The men's eight put an exclamation mark on an extraordinary hour in Tokyo, winning gold from lane two in a brutal display of power.
Following on from the success of Emma Twigg (gold) in the single scull and the women's eight (silver), the men produced the collective performances of their lifetime to stun the rowing world.
Always a chance for a medal, few genuinely thought they would match the favoured Germans but New Zealand took control at the halfway mark, put distance on the field at the three-quarter pole and never looked like relinquish it in the home straight.
Cue scenes of jubilation as the crew smashed the tranquil Sea Forest waterway with their fists, screamed in exultation and engaged in the sort of awkward hugs the confined spaces of a skiff allows for.
In a thrilling race, the Kiwis started strong and took charge from the second 500m, holding off the Germans and Brits at the end.
It was a historic win for Hamish Bond, who collects his third Olympic gold medal - the first New Zealander to win a gold medal at three successive Games.
Few have worked harder for an Olympic gold medal than Emma Twigg. Nobody will begrudge her this moment of glory.
In her fourth Olympic single sculls final, Twigg got her bow-ball over the line first, capping an incredible regatta and an amazing, at times luckless, career.
Twigg, 34, now has sixth, fourth, fourth and this victory, and having given up the sport, she has triumphed over what looked to be a cruel Olympic fate.
Twigg looked awesome from the start, staking herself to a small lead at 500m, a commanding one at the halfway mark. Thoughts that she might tie up in the second half of the race were soon dispelled as she kept increasing her lead over Russian starlet Hanna Prakatsen and Austria's Magdalena Lobnig.
Twigg won in an Olympic best time of 7m 13.97s, blitzing the field. Prakatsen took silver in 7m 17.39 and Lobnig 7m 19.72s.
"I can't believe it. Honestly, crossing the line it was disbelief," an exhausted Twigg said.
"I didn't hear the hooter and thought I had stopped before the line.
"I'm lost for words. I can't believe it. All these years, many, many disappointments. I can't thank the people I have surrounded myself with enough. They got me here. That's not my result, it's my team.

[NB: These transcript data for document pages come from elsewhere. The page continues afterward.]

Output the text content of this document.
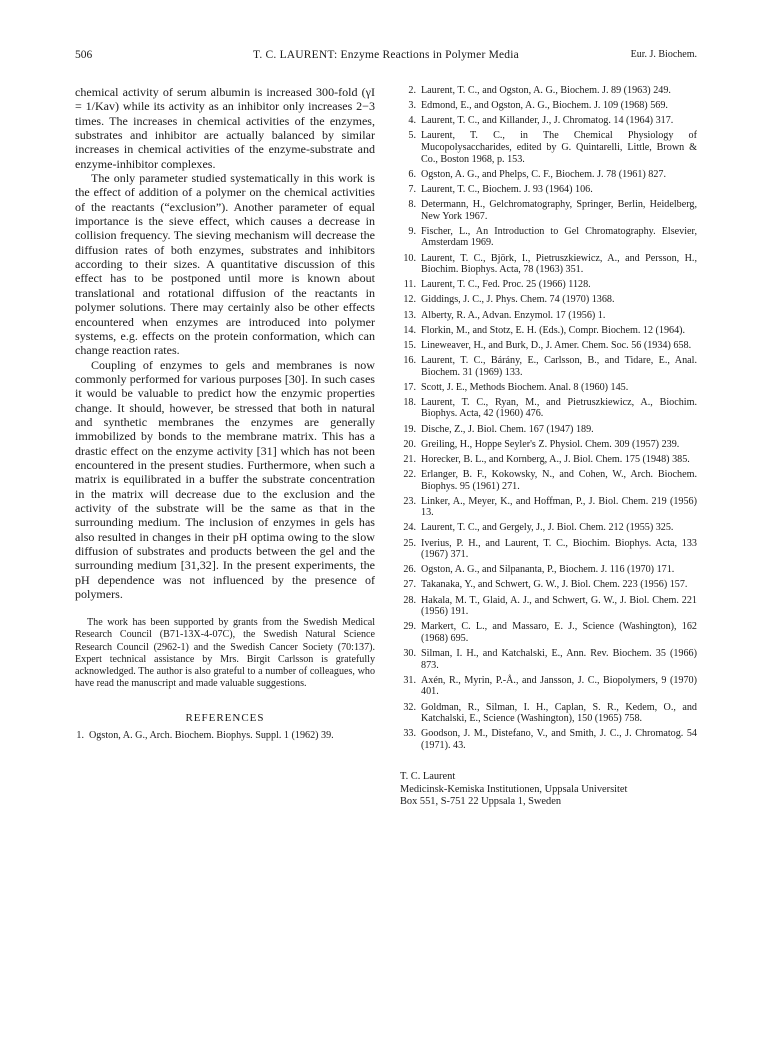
T. C. LAURENT: Enzyme Reactions in Polymer Media
506	Eur. J. Biochem.

chemical activity of serum albumin is increased 300-fold (γI = 1/Kav) while its activity as an inhibitor only increases 2−3 times. The increases in chemical activities of the enzymes, substrates and inhibitor are actually balanced by similar increases in chemical activities of the enzyme-substrate and enzyme-inhibitor complexes.

The only parameter studied systematically in this work is the effect of addition of a polymer on the chemical activities of the reactants (“exclusion”). Another parameter of equal importance is the sieve effect, which causes a decrease in collision frequency. The sieving mechanism will decrease the diffusion rates of both enzymes, substrates and inhibitors according to their sizes. A quantitative discussion of this effect has to be postponed until more is known about translational and rotational diffusion of the reactants in polymer solutions. There may certainly also be other effects encountered when enzymes are introduced into polymer systems, e.g. effects on the protein conformation, which can change reaction rates.

Coupling of enzymes to gels and membranes is now commonly performed for various purposes [30]. In such cases it would be valuable to predict how the enzymic properties change. It should, however, be stressed that both in natural and synthetic membranes the enzymes are generally immobilized by bonds to the membrane matrix. This has a drastic effect on the enzyme activity [31] which has not been encountered in the present studies. Furthermore, when such a matrix is equilibrated in a buffer the substrate concentration in the matrix will decrease due to the exclusion and the activity of the substrate will be the same as that in the surrounding medium. The inclusion of enzymes in gels has also resulted in changes in their pH optima owing to the slow diffusion of substrates and products between the gel and the surrounding medium [31,32]. In the present experiments, the pH dependence was not influenced by the presence of polymers.

The work has been supported by grants from the Swedish Medical Research Council (B71-13X-4-07C), the Swedish Natural Science Research Council (2962-1) and the Swedish Cancer Society (70:137). Expert technical assistance by Mrs. Birgit Carlsson is gratefully acknowledged. The author is also grateful to a number of colleagues, who have read the manuscript and made valuable suggestions.

REFERENCES
1. Ogston, A. G., Arch. Biochem. Biophys. Suppl. 1 (1962) 39.
2. Laurent, T. C., and Ogston, A. G., Biochem. J. 89 (1963) 249.
3. Edmond, E., and Ogston, A. G., Biochem. J. 109 (1968) 569.
4. Laurent, T. C., and Killander, J., J. Chromatog. 14 (1964) 317.
5. Laurent, T. C., in The Chemical Physiology of Mucopolysaccharides, edited by G. Quintarelli, Little, Brown & Co., Boston 1968, p. 153.
6. Ogston, A. G., and Phelps, C. F., Biochem. J. 78 (1961) 827.
7. Laurent, T. C., Biochem. J. 93 (1964) 106.
8. Determann, H., Gelchromatography, Springer, Berlin, Heidelberg, New York 1967.
9. Fischer, L., An Introduction to Gel Chromatography. Elsevier, Amsterdam 1969.
10. Laurent, T. C., Björk, I., Pietruszkiewicz, A., and Persson, H., Biochim. Biophys. Acta, 78 (1963) 351.
11. Laurent, T. C., Fed. Proc. 25 (1966) 1128.
12. Giddings, J. C., J. Phys. Chem. 74 (1970) 1368.
13. Alberty, R. A., Advan. Enzymol. 17 (1956) 1.
14. Florkin, M., and Stotz, E. H. (Eds.), Compr. Biochem. 12 (1964).
15. Lineweaver, H., and Burk, D., J. Amer. Chem. Soc. 56 (1934) 658.
16. Laurent, T. C., Bárány, E., Carlsson, B., and Tidare, E., Anal. Biochem. 31 (1969) 133.
17. Scott, J. E., Methods Biochem. Anal. 8 (1960) 145.
18. Laurent, T. C., Ryan, M., and Pietruszkiewicz, A., Biochim. Biophys. Acta, 42 (1960) 476.
19. Dische, Z., J. Biol. Chem. 167 (1947) 189.
20. Greiling, H., Hoppe Seyler's Z. Physiol. Chem. 309 (1957) 239.
21. Horecker, B. L., and Kornberg, A., J. Biol. Chem. 175 (1948) 385.
22. Erlanger, B. F., Kokowsky, N., and Cohen, W., Arch. Biochem. Biophys. 95 (1961) 271.
23. Linker, A., Meyer, K., and Hoffman, P., J. Biol. Chem. 219 (1956) 13.
24. Laurent, T. C., and Gergely, J., J. Biol. Chem. 212 (1955) 325.
25. Iverius, P. H., and Laurent, T. C., Biochim. Biophys. Acta, 133 (1967) 371.
26. Ogston, A. G., and Silpananta, P., Biochem. J. 116 (1970) 171.
27. Takanaka, Y., and Schwert, G. W., J. Biol. Chem. 223 (1956) 157.
28. Hakala, M. T., Glaid, A. J., and Schwert, G. W., J. Biol. Chem. 221 (1956) 191.
29. Markert, C. L., and Massaro, E. J., Science (Washington), 162 (1968) 695.
30. Silman, I. H., and Katchalski, E., Ann. Rev. Biochem. 35 (1966) 873.
31. Axén, R., Myrin, P.-Å., and Jansson, J. C., Biopolymers, 9 (1970) 401.
32. Goldman, R., Silman, I. H., Caplan, S. R., Kedem, O., and Katchalski, E., Science (Washington), 150 (1965) 758.
33. Goodson, J. M., Distefano, V., and Smith, J. C., J. Chromatog. 54 (1971). 43.
T. C. Laurent
Medicinsk-Kemiska Institutionen, Uppsala Universitet
Box 551, S-751 22 Uppsala 1, Sweden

"I had a great moment with my coach Mike [Roger] before. He didn't know if he was going to be here with me after a car crash. I'm lost for words. This is fate. Here we are - it's an amazing feeling," she said through tears.
"For me this is for everybody. It's a dream come true."
The Hawke's Bay sculler left everything on the Sea Forest Waterway course, barely having the energy to even smile as she dangled her feet outside the boat.
Took two years out following Rio, worked for the IOC and it was while at the PyeongChang Winter Olympics in 2018 that she started entertaining thoughts about a comeback.
Abandoning a plan to cycle from Switzerland to Singapore, Twigg instead returned to New Zealand and her partner Charlotte (they married last year). She also returned to Lake Karapiro with a reinvigorated passion for the sport forged on the Clive River under the eye of her father Peter, a coach at the Hawkes Bay Rowing Club.
Twigg paid tribute to Grace Prendergast and Kerri Gowler, who inspired her on their way to gold yesterday, and to "my beautiful wife Char. She has changed my philosophy on life. I'm a very lucky girl".
There was something different about her campaign this time, which has been picked up by the likes of two-time gold medallist Eric Murray.
Hot on Emma Twigg's oars following her redemption gold in the single sculls on the final day at Tokyo's Sea Forest Waterway, the New Zealand women's eight trailed the Canadians from start to finish, despite making up ground over the final 500 metres in a desperate late push to finish 0.91 seconds back in a time of 6.00.04.
New Zealand were 1.7 seconds back at the halfback mark in third, behind Canada and Australia, but dug in over the final 1000 metres to claim silver. China finished third.
Five years ago, New Zealand sent a women's eight to the Olympics for the first time in Rio and the boat finished an agonising fourth - 1.38 seconds outside the bronze medal.
This time, the crew of Ella Greenslade, Emma Dyke, Lucy Spoors, Kelsey Bevan, Grace Prendergast, Kerri Gowler, Beth Ross, Jackie Gowler and coxswain Caleb Shepherd were favoured to claim gold after surging from third to first in their heat.
The New Zealand women's eight also claimed a dominant win at the 2019 world championships – the last time all the world's top crews met before the Covid-19 pandemic.
While they could not match the Canada on this pinnacle occasion, the eight continued the theme for New Zealand of the women leading the way in the boats at these Games. It was also the first ever medal for New Zealand in the discipline.
One day after setting a world record and clinching gold in the women's pair Prendergast and Gowler, who will savour the achievement alongside sister Jackie, made history by becoming the first Kiwi rowers to win two medals at one Olympics.